In the absence of a state law, municipalities have passed their own measures and created a hodgepodge of expectations across the state, senators said. The debate now moves to the full Senate for consideration.
South Carolina is one of just a handful of states without a state ban on texting while driving. It's a scenario senators say they hope to remedy during this legislative session.
Some on the Senate Judiciary Committee, which considered the measure, raised objections to stiff penalties associated with the original proposal, and the penalties were reduced. Under the bill, S. 416, a first offense would mean a fine of $100 or offenders could take a distracted driving course and avoid the penalty. A second offense would cost drivers $200 and third and subsequent offenses $300. Three or more texting-while-driving convictions would also mean two points on an offender's driver's license per ticket.
Sen. Lee Bright, R-Spartanburg, said that the measure wouldn't accomplish much. Drivers have to be caught by police who must have an "unobstructed" view to write a ticket, and he said most would simply lower their phone a few inches to text.
Officers cannot seize or search a phone, which some committee members said would make the law difficult to enforce.
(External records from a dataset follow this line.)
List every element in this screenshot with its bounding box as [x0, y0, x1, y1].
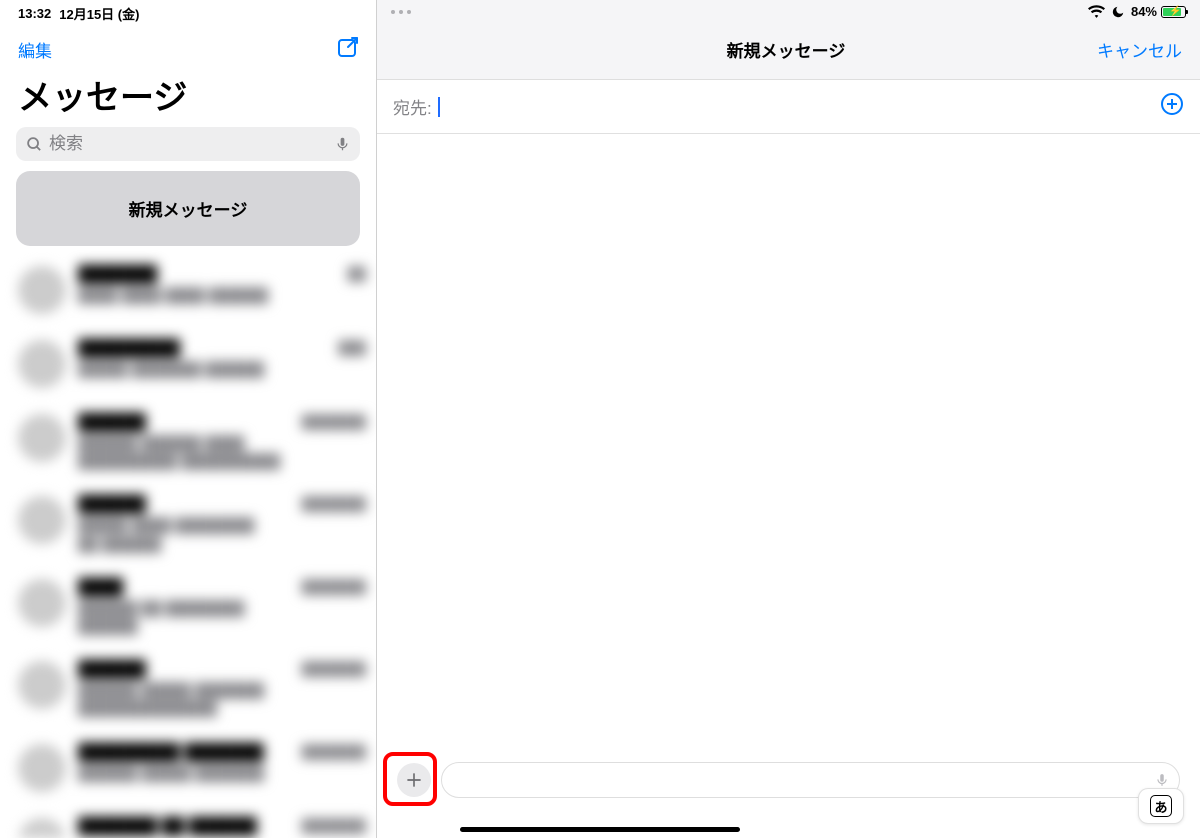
page-title: 新規メッセージ [475, 37, 1097, 62]
search-input[interactable] [16, 127, 360, 161]
avatar [18, 266, 66, 314]
list-item[interactable]: █████████ ████████████████████ █████ ███… [18, 734, 366, 808]
avatar [18, 496, 66, 544]
avatar [18, 579, 66, 627]
message-thread [377, 134, 1200, 762]
compose-icon[interactable] [336, 35, 360, 64]
sidebar: 13:32 12月15日 (金) 編集 メッセージ 新規メッセージ [0, 0, 377, 838]
main-header: 84% ⚡ 新規メッセージ キャンセル [377, 0, 1200, 80]
to-input[interactable] [438, 97, 1154, 117]
avatar [18, 818, 66, 838]
search-icon [26, 136, 43, 153]
list-item[interactable]: █████████████████ ███████ ██████ [18, 330, 366, 404]
status-bar-right: 84% ⚡ [377, 0, 1200, 19]
list-item[interactable]: ███████ ██ ███████████████████ [18, 808, 366, 838]
status-time: 13:32 [18, 6, 51, 21]
message-input[interactable] [441, 762, 1180, 798]
selected-conversation[interactable]: 新規メッセージ [16, 171, 360, 246]
ime-switch-button[interactable]: あ [1138, 788, 1184, 824]
avatar [18, 661, 66, 709]
list-item[interactable]: █████████████ ████ ████ ██████ [18, 256, 366, 330]
cancel-button[interactable]: キャンセル [1097, 37, 1182, 62]
edit-button[interactable]: 編集 [18, 37, 52, 62]
list-item[interactable]: ██████████████████ ████ ██████████ █████… [18, 486, 366, 568]
add-contact-button[interactable] [1160, 92, 1184, 121]
avatar [18, 744, 66, 792]
battery-indicator: 84% ⚡ [1131, 4, 1186, 19]
to-label: 宛先: [393, 94, 432, 119]
moon-icon [1111, 5, 1125, 19]
avatar [18, 340, 66, 388]
main-pane: 84% ⚡ 新規メッセージ キャンセル 宛先: [377, 0, 1200, 838]
selected-conversation-label: 新規メッセージ [129, 196, 248, 221]
status-date: 12月15日 (金) [59, 4, 139, 23]
multitask-dots-icon[interactable] [391, 10, 411, 14]
status-bar-left: 13:32 12月15日 (金) [0, 0, 376, 23]
wifi-icon [1088, 5, 1105, 18]
mic-icon[interactable] [335, 135, 350, 153]
conversation-list: █████████████ ████ ████ ██████ █████████… [0, 256, 376, 838]
list-item[interactable]: ███████████████████ ██████ █████████████… [18, 404, 366, 486]
ime-label: あ [1150, 795, 1172, 817]
dictation-icon[interactable] [1155, 771, 1169, 789]
bolt-icon: ⚡ [1169, 6, 1181, 17]
sidebar-title: メッセージ [0, 64, 376, 127]
battery-percent: 84% [1131, 4, 1157, 19]
to-field-row[interactable]: 宛先: [377, 80, 1200, 134]
search-field[interactable] [49, 134, 329, 154]
attach-plus-button[interactable] [397, 763, 431, 797]
list-item[interactable]: █████████████████ ██ ██████████████ [18, 569, 366, 651]
avatar [18, 414, 66, 462]
plus-icon [405, 771, 423, 789]
list-item[interactable]: ███████████████████ █████ ██████████████… [18, 651, 366, 733]
home-indicator[interactable] [460, 827, 740, 832]
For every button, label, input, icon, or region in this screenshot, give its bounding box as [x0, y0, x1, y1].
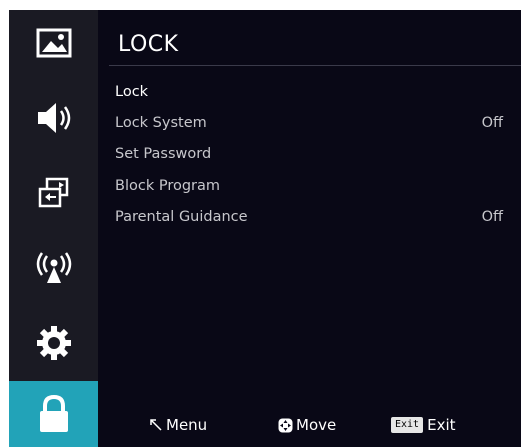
menu-item-lock-system[interactable]: Lock System Off: [115, 108, 503, 139]
menu-item-label: Lock: [115, 84, 149, 100]
title-divider: [109, 65, 521, 66]
menu-item-label: Block Program: [115, 178, 221, 194]
sidebar-item-settings[interactable]: [9, 310, 98, 376]
sidebar-item-input[interactable]: [9, 160, 98, 226]
menu-item-block-program[interactable]: Block Program: [115, 171, 503, 202]
menu-item-label: Lock System: [115, 115, 207, 131]
sidebar: [9, 10, 98, 447]
sound-icon: [37, 103, 70, 133]
sidebar-item-lock[interactable]: [9, 381, 98, 447]
sidebar-item-picture[interactable]: [9, 10, 98, 76]
exit-hint-label: Exit: [427, 416, 456, 434]
dpad-icon: [278, 418, 293, 432]
tv-osd-menu: LOCK Lock Lock System Off Set Password B…: [9, 10, 521, 447]
menu-item-label: Set Password: [115, 146, 212, 162]
menu-item-set-password[interactable]: Set Password: [115, 139, 503, 170]
sidebar-item-sound[interactable]: [9, 85, 98, 151]
move-hint-label: Move: [296, 416, 337, 434]
move-hint: Move: [278, 414, 336, 436]
sidebar-item-channel[interactable]: [9, 235, 98, 301]
exit-key-badge: Exit: [391, 417, 424, 433]
input-source-icon: [38, 177, 68, 208]
menu-hint-label: Menu: [166, 416, 208, 434]
page-title: LOCK: [118, 32, 179, 57]
menu-item-value: Off: [481, 209, 503, 225]
menu-item-parental-guidance[interactable]: Parental Guidance Off: [115, 202, 503, 233]
menu-hint: Menu: [149, 414, 207, 436]
footer-hints: Menu Move Exit Exit: [109, 410, 521, 440]
menu-item-label: Parental Guidance: [115, 209, 248, 225]
lock-icon: [39, 394, 68, 432]
settings-gear-icon: [36, 326, 71, 360]
channel-broadcast-icon: [36, 252, 71, 283]
picture-icon: [36, 28, 71, 58]
menu-item-lock[interactable]: Lock: [115, 77, 503, 108]
exit-hint: Exit Exit: [391, 414, 456, 436]
menu-item-value: Off: [481, 115, 503, 131]
return-arrow-icon: [150, 419, 162, 431]
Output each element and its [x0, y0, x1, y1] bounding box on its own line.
Ultimately, senators said that it was worth a debate on the Senate floor.
The bill would create a uniform policy across the state and would trump local measures, including those in Charleston, Mount Pleasant and Greenville.
Charleston's ordinance is broader than the proposed state ban, and targets a host of distracted driving issues. Drivers cannot look down to scroll through music, or use a phone's GPS application while moving around town, unless the destination is plugged in before a car begins to move. Taking or sending photos is also banned.
Under the Senate measure, those using the GPS in parked or stopped vehicles, dialing a number or texting for emergency assistance, as well as entering a phone number or choosing a contact, would not be affected by the ban.
Sen. Paul Thurmond, R-Charleston, told the committee that the bill didn't address a host of potential problems. "We're OK if people are using their phones to call somebody, we're OK if they're eating a sandwich," he said. "How is it that dialing a phone number is not just as dangerous as texting back the response 'yes'? You're hitting 10 potential digits instead of three."
Sen. Shane Massey, R-Edgefield, who sponsored the bill, said he recognizes there are other dangerous things people do behind the wheel.
"The bill is not perfect," he said. "There are many forms of distracted driving. This is not addressing all of them. It is addressing one of the more prevalent forms of distracted driving. What we were really trying to do is trying to narrow the focus and make this as simple as possible."
The committee also recommended a measure, S. 459, that would prohibit young drivers with beginner's permits or restricted licenses from talking on the phone.